En mi incansable travesía por los enigmáticos Backrooms, he alcanzado el nivel ciento setenta y tres, un lugar que se erige como una fortaleza olvidada en medio de la vastedad de este mundo laberíntico. Esta fortaleza está ubicada en un terreno desolado y rodeada por un denso bosque de árboles retorcidos y ennegrecidos, que parecen susurrar secretos ancestrales.

El edificio que conforma el nivel ciento setenta y tres es una imponente estructura de piedra que se alza hacia el cielo como un guardián impenetrable. Sus altas torres y gruesos muros evocan un sentido de resistencia y misterio. A medida que me adentro en su espacio interno, descubro pasillos oscuros y habitaciones en ruinas, vestigios de un pasado que ha sido olvidado por el tiempo.
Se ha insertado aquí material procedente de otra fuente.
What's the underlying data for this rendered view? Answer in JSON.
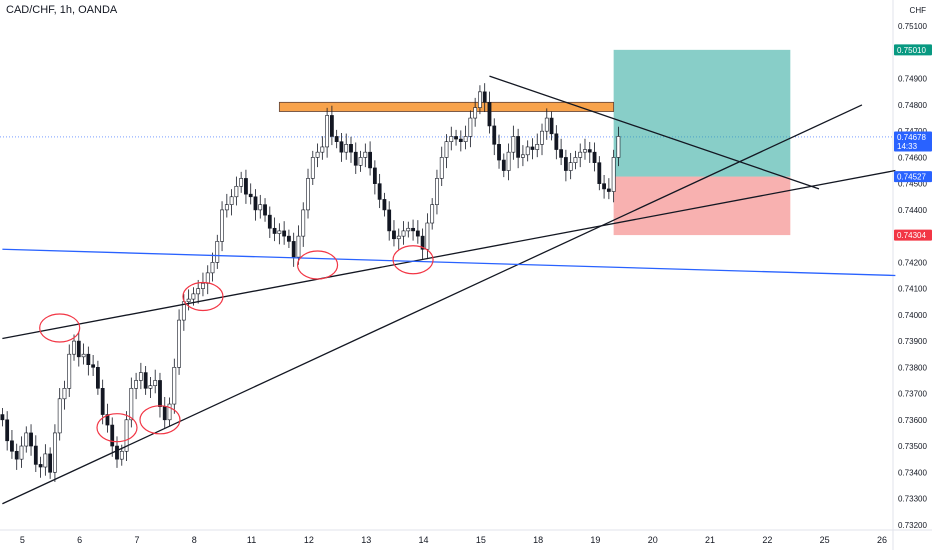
{
  "chart_data": {
    "type": "candlestick",
    "title": "CAD/CHF, 1h, OANDA",
    "y_axis": {
      "unit": "CHF",
      "range": [
        0.7318,
        0.752
      ],
      "tick_labels": [
        "0.75100",
        "0.74900",
        "0.74800",
        "0.74700",
        "0.74600",
        "0.74500",
        "0.74400",
        "0.74200",
        "0.74100",
        "0.74000",
        "0.73900",
        "0.73800",
        "0.73700",
        "0.73600",
        "0.73500",
        "0.73400",
        "0.73300",
        "0.73200"
      ],
      "price_tags": [
        {
          "label": "0.75010",
          "value": 0.7501,
          "color": "#089981"
        },
        {
          "label": "0.74678",
          "value": 0.74678,
          "color": "#2962ff",
          "sub": "14:33"
        },
        {
          "label": "0.74527",
          "value": 0.74527,
          "color": "#2962ff"
        },
        {
          "label": "0.74304",
          "value": 0.74304,
          "color": "#f23645"
        }
      ]
    },
    "x_axis": {
      "tick_labels": [
        "5",
        "6",
        "7",
        "8",
        "11",
        "12",
        "13",
        "14",
        "15",
        "18",
        "19",
        "20",
        "21",
        "22",
        "25",
        "26"
      ],
      "tick_index": [
        0,
        12,
        24,
        36,
        48,
        60,
        72,
        84,
        96,
        108,
        120,
        132,
        144,
        156,
        168,
        180
      ],
      "bars_visible": 187
    },
    "ohlc_hourly_closes": [
      0.736,
      0.7352,
      0.7348,
      0.7345,
      0.735,
      0.7355,
      0.735,
      0.7343,
      0.7342,
      0.7347,
      0.734,
      0.7355,
      0.7368,
      0.7372,
      0.7385,
      0.739,
      0.7384,
      0.7385,
      0.7381,
      0.738,
      0.7372,
      0.7362,
      0.7358,
      0.735,
      0.7345,
      0.7348,
      0.736,
      0.7372,
      0.7375,
      0.7378,
      0.7372,
      0.7373,
      0.7375,
      0.7365,
      0.736,
      0.7366,
      0.738,
      0.7398,
      0.7405,
      0.7406,
      0.7408,
      0.741,
      0.7412,
      0.7416,
      0.742,
      0.7428,
      0.744,
      0.7442,
      0.7445,
      0.7449,
      0.7452,
      0.7446,
      0.7445,
      0.744,
      0.7442,
      0.7438,
      0.7433,
      0.7431,
      0.7432,
      0.743,
      0.7428,
      0.7422,
      0.743,
      0.744,
      0.7452,
      0.746,
      0.7462,
      0.7464,
      0.7476,
      0.7468,
      0.7466,
      0.7462,
      0.7465,
      0.7462,
      0.7457,
      0.746,
      0.7462,
      0.7456,
      0.745,
      0.7444,
      0.744,
      0.7432,
      0.7429,
      0.743,
      0.7432,
      0.7433,
      0.7432,
      0.743,
      0.7425,
      0.7435,
      0.7442,
      0.7452,
      0.746,
      0.7466,
      0.7468,
      0.7467,
      0.7466,
      0.7468,
      0.7475,
      0.7479,
      0.7485,
      0.7481,
      0.7472,
      0.7465,
      0.7459,
      0.7455,
      0.7462,
      0.7468,
      0.746,
      0.7461,
      0.7464,
      0.7463,
      0.7465,
      0.747,
      0.7475,
      0.7469,
      0.7463,
      0.746,
      0.7455,
      0.7458,
      0.746,
      0.7462,
      0.7463,
      0.7462,
      0.7458,
      0.745,
      0.7448,
      0.7447,
      0.746,
      0.7468
    ],
    "series": [],
    "annotations": {
      "resistance_zone": {
        "from_bar": 58,
        "to_bar": 128,
        "low": 0.74775,
        "high": 0.7481,
        "color": "#f57c00"
      },
      "long_position": {
        "entry": 0.74527,
        "target": 0.7501,
        "stop": 0.74304,
        "from_bar": 128,
        "to_bar": 165
      },
      "trend_lines": [
        {
          "name": "lower-channel-line",
          "from": [
            0,
            0.7328
          ],
          "to": [
            180,
            0.748
          ]
        },
        {
          "name": "mid-trend-line",
          "from": [
            0,
            0.7391
          ],
          "to": [
            187,
            0.7455
          ]
        },
        {
          "name": "descending-line",
          "from": [
            102,
            0.7491
          ],
          "to": [
            171,
            0.7448
          ]
        },
        {
          "name": "blue-horizontal-line",
          "from": [
            0,
            0.7425
          ],
          "to": [
            187,
            0.7415
          ],
          "color": "#2962ff"
        }
      ],
      "circles": [
        {
          "bar": 12,
          "price": 0.7395,
          "color": "#f23645"
        },
        {
          "bar": 24,
          "price": 0.7357,
          "color": "#f23645"
        },
        {
          "bar": 33,
          "price": 0.736,
          "color": "#f23645"
        },
        {
          "bar": 42,
          "price": 0.7407,
          "color": "#f23645"
        },
        {
          "bar": 66,
          "price": 0.7419,
          "color": "#f23645"
        },
        {
          "bar": 86,
          "price": 0.7421,
          "color": "#f23645"
        }
      ]
    },
    "colors": {
      "up": "#131722",
      "down": "#131722",
      "background": "#ffffff",
      "grid": "none"
    }
  }
}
Llegar al nivel ciento setenta y tres fue un desafío arduo y peligroso. Fue necesario navegar a través de un laberinto subterráneo, enfrentar pruebas de resistencia y superar obstáculos mortales para alcanzar la entrada de la fortaleza. Solo aquellos que demuestran valentía y determinación pueden acceder a este nivel, donde secretos antiguos aguardan su revelación.

Una vez dentro, me enfrento a diversas dificultades en este nivel. Los pasillos están infestados de criaturas sombrías y hostiles, seres de pesadilla que acechan en las sombras. Además, el interior de la fortaleza está lleno de trampas mortales, como pisos que ceden bajo el peso y pasadizos colapsados. La supervivencia requiere estar constantemente alerta y hábil para evitar caer en las garras de la destrucción.
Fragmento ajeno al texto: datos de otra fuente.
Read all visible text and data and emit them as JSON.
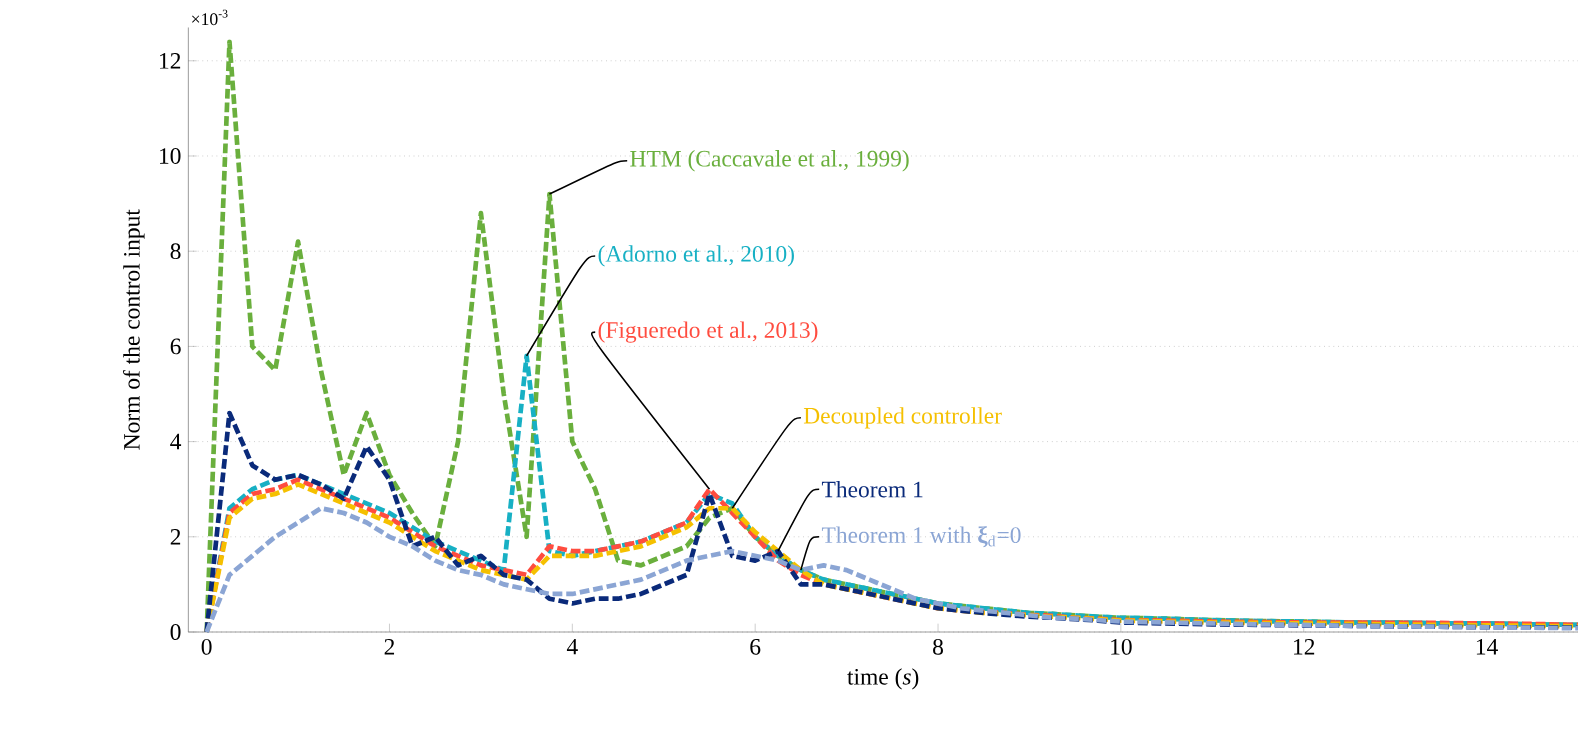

En este nivel, también encuentro la presencia de un ente sobrenatural conocido como «El Guardián de las Sombras». Este ser se manifiesta como una figura encapuchada y sin rostro, envuelta en una oscuridad impenetrable. Posee una fuerza sobrenatural y una habilidad para controlar las sombras, convirtiéndolas en armas letales. Su mera presencia emana una sensación de peligro inminente y malevolencia.

Para esquivar al Guardián de las Sombras, debo moverme sigilosamente y aprovechar cualquier fuente de luz disponible para desvanecer las sombras que me rodean. La luz actúa como un escudo contra su influencia, debilitándolo y limitando su capacidad para atacar. Sin embargo, enfrentarlo directamente es extremadamente peligroso y puede requerir el uso de artefactos especiales o estrategias tácticas para debilitarlo lo suficiente como para escapar de su alcance.

Salir del nivel ciento setenta y tres implica encontrar una salida oculta en el corazón de la fortaleza, un pasaje secreto que me llevará al siguiente nivel de los Backrooms. Sin embargo, esta tarea no será fácil, ya que el Guardián de las Sombras patrulla los pasillos y protege celosamente la salida. Debo ser astuto, utilizar mi ingenio y aprovechar cualquier oportunidad para eludir su vigilancia y encontrar la vía de escape.